My wife provides care at home for the NHS. She is well used to having abuse hurled at her and accepts that it's mostly dementia in action, whereas I can't use that defence yet 😂
It can be frustrating. Worry is normal, I find saying it out load or writing it down can help see it for the silly thought pattern it is.
Thinking about this will now make me worry about things. One of my "favourites" I remember. I broke a spoke an had to limp home on the road bike. I then couldn't stop worrying about what would happen if that happened on a long audax and I couldn't get home. The crucial detail here is that I hadn't actually got such an event planned...
I worry my house will fall apart, in various ways. It has happened to me in every house I’ve lived in, and when I start being fixated on it or waking up thinking about it I know I need to sort my head out.
Sandstone bricks turning back to sand, windows falling out, water running down the walls, grout leaking and causing rot… it’s become sort of useful because I now know ‘ah, that’s a house falling down worry, time to sort out your life!’
Chimneys crashing through the roof and landing on the kids in bed…dream that one regularly!
I keep replaying my past where I've done or said something that I now find cringe worthy. The reality is that anyone else involved probably forgot all about it within seconds, but even things from 20+ years ago will run through my head, and I'll feel like a complete idiot... it genuinely keeps me awake at night!
House worry, huge one. Recent water leak from shower hasn’t helped 😂
Like a nice carer says, ‘Come on Doris5000, I’ll brush your hair’ and I shout ‘SHOVE IT UP YOUR ARSE, YOU SLAG’?
IIRC David Badiels dad has a very particular form of dementia where alarmingly foul and explicit language is a symptom.
Having hung out in care homes a fair bit you sometimes meet people who are really quite charmingly effected by the condition - I sat with a lady once who was in a state of constant, gleeful excitement that some nice boys are coming soon, possibly just glimpsed them pass the window, they might ring the doorbell in a moment.
Like a nice carer says, ‘Come on Doris5000, I’ll brush your hair’ and I shout...
I was sat in a day case ward once, helping a family member who was having a procedure. There was a nice little old lady in the next bed who came in and chatted about the weather, and being worried about her little dog being home on it's own all day. She seemed understandably nervous about the general she was having ahead of her procedure, but was the stereotypical sweet old grandmother.

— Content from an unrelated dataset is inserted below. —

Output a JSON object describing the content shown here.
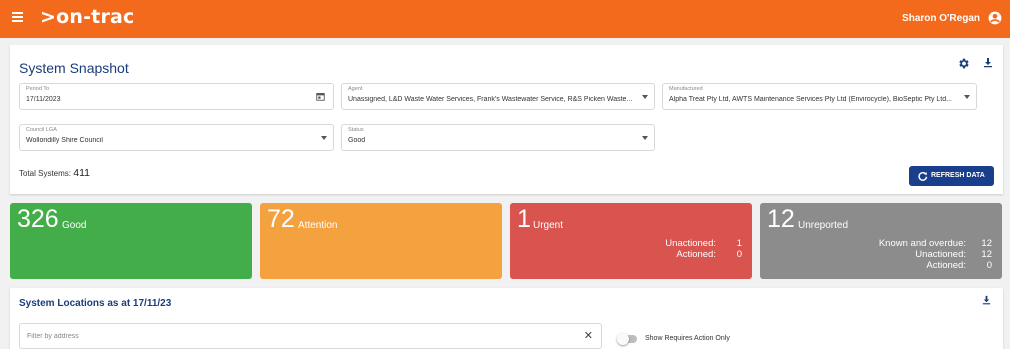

When she was wheeled back in post-procedure, all hell broke loose. It was like The Exorcist; I was blushing at the language - the repeated c-word based abuse aimed at everyone in the room, the boiled sweets being thrown at people, all of it. It was a two person job to keep her in the bed.
Half an hour later she was asking me, very politely, if I'd be able get her some barley sugar from the shop, because somehow her sweets had gone missing.
I was kept awake recently wondering if I walked the dog in area A he would hurt his feet on the gravel or go to Area B where it would be really muddy.
We are 5 years away from getting a dog.